Los peligros de fijar una línea roja
A estas alturas, Kim Jong-un sabe, que Trump gobierna con un estilo diferente, sin embargo, está apostando a que a pesar de la advertencia de utilizar "fuego y furia" contra Pyongyang, Washington no se lanzará a una aventura nuclear

El líder norcoreano, Kim Jong-un parece querer empujar al presidente Donald Trump al borde de una guerra, calculando que éste luego retrocederá, por temor a las terribles consecuencias de un conflicto nuclear.

En tanto que Trump, ha dejado claro a través de sus asesores principales, que no permitirá que Kim Jong-un disponga de armas nucleares, capaces de llegar a Estados Unidos.

Con esta afirmación, el Presidente, ha fijado su línea roja.

Como quiera, ahora enfrenta el mismo problema de su predecesor Barack Obama cuando anunció en su oportunidad, que Estados Unidos tomaría represalias contra Siria, si usaba armas químicas, en contra de su pueblo.

En ese entonces, se pensaba que Obama cumpliria su palabara, lanzando ataques aéreos contra el régimen sirio, si había pruebas de que las armas químicas, se habían utilizado.

Pero la línea roja fue cruzada y Obama nunca ordenó la respuesta militar norteamericana.

A estas alturas, Kim Jong-un sabe, que Trump gobierna con un estilo diferente, sin embargo, está apostando a que a pesar de la advertencia de utilizar "fuego y furia" contra Pyongyang, Washington no se lanzará a una aventura nuclear.

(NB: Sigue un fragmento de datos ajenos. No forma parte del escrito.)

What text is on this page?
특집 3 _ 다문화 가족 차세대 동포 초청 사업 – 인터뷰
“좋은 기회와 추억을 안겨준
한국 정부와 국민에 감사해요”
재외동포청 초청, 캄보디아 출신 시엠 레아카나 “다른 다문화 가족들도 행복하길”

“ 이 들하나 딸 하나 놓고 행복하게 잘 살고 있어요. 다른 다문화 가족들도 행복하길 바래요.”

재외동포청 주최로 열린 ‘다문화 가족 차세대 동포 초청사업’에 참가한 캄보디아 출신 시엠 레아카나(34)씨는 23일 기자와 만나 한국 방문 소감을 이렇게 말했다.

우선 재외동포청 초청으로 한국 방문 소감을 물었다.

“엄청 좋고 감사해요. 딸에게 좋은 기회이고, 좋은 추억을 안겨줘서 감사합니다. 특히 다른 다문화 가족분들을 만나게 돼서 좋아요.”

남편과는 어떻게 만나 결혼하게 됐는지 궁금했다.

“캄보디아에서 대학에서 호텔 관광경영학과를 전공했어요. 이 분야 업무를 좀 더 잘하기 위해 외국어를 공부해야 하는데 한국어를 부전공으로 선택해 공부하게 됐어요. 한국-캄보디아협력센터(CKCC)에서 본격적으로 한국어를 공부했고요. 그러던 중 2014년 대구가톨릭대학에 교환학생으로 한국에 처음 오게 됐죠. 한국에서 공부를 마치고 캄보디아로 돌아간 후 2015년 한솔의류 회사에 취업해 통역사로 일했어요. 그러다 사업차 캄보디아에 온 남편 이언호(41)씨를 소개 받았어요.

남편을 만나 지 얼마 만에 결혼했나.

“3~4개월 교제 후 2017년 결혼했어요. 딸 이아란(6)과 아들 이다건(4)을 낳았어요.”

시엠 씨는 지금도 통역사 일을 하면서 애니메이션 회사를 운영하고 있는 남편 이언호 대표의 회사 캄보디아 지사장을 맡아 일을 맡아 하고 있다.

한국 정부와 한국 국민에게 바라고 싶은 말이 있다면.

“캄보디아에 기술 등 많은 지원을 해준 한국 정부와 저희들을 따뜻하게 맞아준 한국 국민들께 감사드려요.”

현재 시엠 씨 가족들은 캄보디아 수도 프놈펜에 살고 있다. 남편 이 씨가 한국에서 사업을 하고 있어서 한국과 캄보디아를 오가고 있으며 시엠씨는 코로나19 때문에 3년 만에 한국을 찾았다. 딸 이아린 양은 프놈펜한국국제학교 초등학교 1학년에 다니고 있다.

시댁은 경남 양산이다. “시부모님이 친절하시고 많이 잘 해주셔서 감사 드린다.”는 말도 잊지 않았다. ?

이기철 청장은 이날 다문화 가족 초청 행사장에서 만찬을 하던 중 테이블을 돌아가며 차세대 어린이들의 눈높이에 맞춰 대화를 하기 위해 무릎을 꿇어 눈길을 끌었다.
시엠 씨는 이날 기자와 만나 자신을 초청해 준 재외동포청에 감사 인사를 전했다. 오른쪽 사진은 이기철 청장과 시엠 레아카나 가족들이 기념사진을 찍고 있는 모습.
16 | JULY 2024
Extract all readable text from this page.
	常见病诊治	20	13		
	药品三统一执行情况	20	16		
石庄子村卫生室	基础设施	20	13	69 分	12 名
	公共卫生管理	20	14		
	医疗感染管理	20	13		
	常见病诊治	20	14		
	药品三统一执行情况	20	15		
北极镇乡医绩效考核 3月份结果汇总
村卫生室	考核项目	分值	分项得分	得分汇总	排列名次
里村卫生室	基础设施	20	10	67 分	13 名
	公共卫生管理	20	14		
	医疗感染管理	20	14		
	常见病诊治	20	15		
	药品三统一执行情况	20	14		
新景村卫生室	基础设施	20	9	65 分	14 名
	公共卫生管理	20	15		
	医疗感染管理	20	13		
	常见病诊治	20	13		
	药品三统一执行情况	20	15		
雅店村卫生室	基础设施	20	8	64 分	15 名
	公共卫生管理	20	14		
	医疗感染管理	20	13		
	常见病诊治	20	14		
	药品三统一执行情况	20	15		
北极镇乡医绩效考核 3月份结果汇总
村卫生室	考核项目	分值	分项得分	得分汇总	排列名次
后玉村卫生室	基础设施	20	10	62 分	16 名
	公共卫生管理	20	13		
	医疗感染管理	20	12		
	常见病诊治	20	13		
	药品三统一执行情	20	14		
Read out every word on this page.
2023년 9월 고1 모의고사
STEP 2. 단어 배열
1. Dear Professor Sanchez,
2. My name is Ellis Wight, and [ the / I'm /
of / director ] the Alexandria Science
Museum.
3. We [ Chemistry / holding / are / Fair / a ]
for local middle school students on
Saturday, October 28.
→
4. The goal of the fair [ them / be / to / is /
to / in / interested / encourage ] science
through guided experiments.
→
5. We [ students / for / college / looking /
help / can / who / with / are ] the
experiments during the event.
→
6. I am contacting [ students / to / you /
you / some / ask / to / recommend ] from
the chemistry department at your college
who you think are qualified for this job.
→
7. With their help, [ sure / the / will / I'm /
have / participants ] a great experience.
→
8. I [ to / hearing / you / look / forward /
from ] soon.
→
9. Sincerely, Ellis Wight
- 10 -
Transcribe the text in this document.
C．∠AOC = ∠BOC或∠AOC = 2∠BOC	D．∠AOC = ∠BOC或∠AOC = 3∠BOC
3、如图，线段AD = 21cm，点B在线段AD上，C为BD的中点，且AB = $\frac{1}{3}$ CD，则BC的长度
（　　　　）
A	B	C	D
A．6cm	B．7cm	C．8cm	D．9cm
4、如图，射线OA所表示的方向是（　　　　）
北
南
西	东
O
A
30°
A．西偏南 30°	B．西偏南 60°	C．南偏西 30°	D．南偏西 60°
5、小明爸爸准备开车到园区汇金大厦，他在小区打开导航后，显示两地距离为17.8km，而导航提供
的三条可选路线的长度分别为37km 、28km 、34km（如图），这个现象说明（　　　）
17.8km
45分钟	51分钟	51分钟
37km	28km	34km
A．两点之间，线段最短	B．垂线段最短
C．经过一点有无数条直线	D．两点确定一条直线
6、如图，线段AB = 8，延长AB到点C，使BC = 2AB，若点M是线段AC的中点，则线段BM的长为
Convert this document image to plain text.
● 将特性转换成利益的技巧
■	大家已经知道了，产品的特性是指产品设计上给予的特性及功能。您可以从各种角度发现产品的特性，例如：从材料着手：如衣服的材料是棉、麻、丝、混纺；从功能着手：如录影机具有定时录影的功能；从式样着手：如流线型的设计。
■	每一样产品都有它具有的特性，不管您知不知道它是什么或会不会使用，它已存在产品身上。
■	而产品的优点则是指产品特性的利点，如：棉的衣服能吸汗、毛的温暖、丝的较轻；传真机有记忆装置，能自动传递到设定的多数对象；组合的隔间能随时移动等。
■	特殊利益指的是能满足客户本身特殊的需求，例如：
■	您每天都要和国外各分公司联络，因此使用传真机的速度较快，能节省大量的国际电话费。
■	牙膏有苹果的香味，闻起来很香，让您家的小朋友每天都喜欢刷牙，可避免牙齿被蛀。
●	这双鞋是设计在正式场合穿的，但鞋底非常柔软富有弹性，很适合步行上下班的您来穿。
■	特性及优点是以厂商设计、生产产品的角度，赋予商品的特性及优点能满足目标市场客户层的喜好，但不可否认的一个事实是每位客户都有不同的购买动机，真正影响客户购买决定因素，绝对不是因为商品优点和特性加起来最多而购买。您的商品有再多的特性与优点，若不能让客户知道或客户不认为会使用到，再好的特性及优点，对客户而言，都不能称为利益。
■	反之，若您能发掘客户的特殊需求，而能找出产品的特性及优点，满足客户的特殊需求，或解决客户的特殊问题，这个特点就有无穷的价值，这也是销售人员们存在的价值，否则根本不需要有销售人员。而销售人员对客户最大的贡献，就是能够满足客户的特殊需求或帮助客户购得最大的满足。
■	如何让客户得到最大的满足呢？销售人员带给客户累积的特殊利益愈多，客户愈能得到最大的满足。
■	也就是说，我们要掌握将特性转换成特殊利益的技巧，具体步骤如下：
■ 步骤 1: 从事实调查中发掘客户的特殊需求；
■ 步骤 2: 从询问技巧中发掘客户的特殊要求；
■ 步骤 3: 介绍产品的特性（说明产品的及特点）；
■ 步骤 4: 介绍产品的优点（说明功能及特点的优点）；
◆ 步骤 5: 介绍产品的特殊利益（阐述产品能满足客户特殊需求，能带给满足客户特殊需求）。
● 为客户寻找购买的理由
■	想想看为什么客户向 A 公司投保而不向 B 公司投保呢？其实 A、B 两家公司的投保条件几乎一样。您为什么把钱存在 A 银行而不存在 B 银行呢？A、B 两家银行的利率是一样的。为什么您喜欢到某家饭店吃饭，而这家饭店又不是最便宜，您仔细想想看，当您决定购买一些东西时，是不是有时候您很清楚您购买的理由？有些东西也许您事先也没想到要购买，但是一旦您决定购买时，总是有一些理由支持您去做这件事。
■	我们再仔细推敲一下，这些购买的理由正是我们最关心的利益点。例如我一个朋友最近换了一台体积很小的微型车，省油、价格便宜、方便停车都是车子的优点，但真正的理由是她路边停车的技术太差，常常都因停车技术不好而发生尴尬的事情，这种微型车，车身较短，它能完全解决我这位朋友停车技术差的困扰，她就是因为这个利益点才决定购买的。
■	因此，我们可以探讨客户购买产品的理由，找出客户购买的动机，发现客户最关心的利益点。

El presidente Trump y sus asesores militares se encuentran ahora en una posición incómoda y peligrosa, porque Kim continúa probando sus misiles balísticos, haciendo caso omiso de advertencias y amenazas, y aparentemente, se muestra despreocupado ante la posibilidad de enfrentar nuevas y más duras sanciones.

¿Llegará el momento en el que Trump le diga a Kim: si llevas a cabo otra prueba nuclear o lanzas un nuevo misil balístico de largo alcance sobre un país aliado como Japón, Estados Unidos responderá militarmente?

Parece poco probable que los asesores de Trump, especialmente su secretario de Defensa James Mattis, le recomienden al Presidente dar tal ultimátum, porque caerían en la trampa de la línea roja y si Kim la ignora y Trump no hace nada, la credibilidad de Estados Unidos se vería dañada, una vez más.

El ex- presidente Obama pudo escapar a su fracaso en Siria, porque los rusos intervinieron con la oferta de persuadir al líder sirio, para que entregara sus armas químicas en existencia.

Entonces ¿Podría ahora China intervenir con Pyongyang para salvar la cara de Estados Unidos, y evitar Washington un ataque militar de Washington, en contra las instalaciones nucleares de Corea del Norte?.

Incluso si China interviene, ¿tendría el poder de persuadir a Kim para que detenga su programa de misiles nucleares y balísticos o querría usar su posible influencia para ayudar a Trump?.

De acuerdo al presidente ruso Vladimir Putin, Kim preferiría comer pasto, antes que abandonar su programa militar, por lo que tal vez Corea del Norte, ignoraria los llamados chinos para poner fin a la crisis.

Todos estos cálculos hacen casi imposible, que Trump llegue a una decisión que garantice un resultado favorable.

La respuesta de Kim hasta ahora, ante las amenazas de Trump, ha sido acelerar su programa con la esperanza de que si completa su sueño, de poseer armas de destrucción masiva, tendrá la última palabra para detener un ataque estadounidense en su contra.

El uso de ultimatums por parte de la Casa Blanca, solo nos pondría en el camino de un enfrentamiento entre Estados Unidos y Corea del Norte de alcances globales, peligrosos e impredecibles.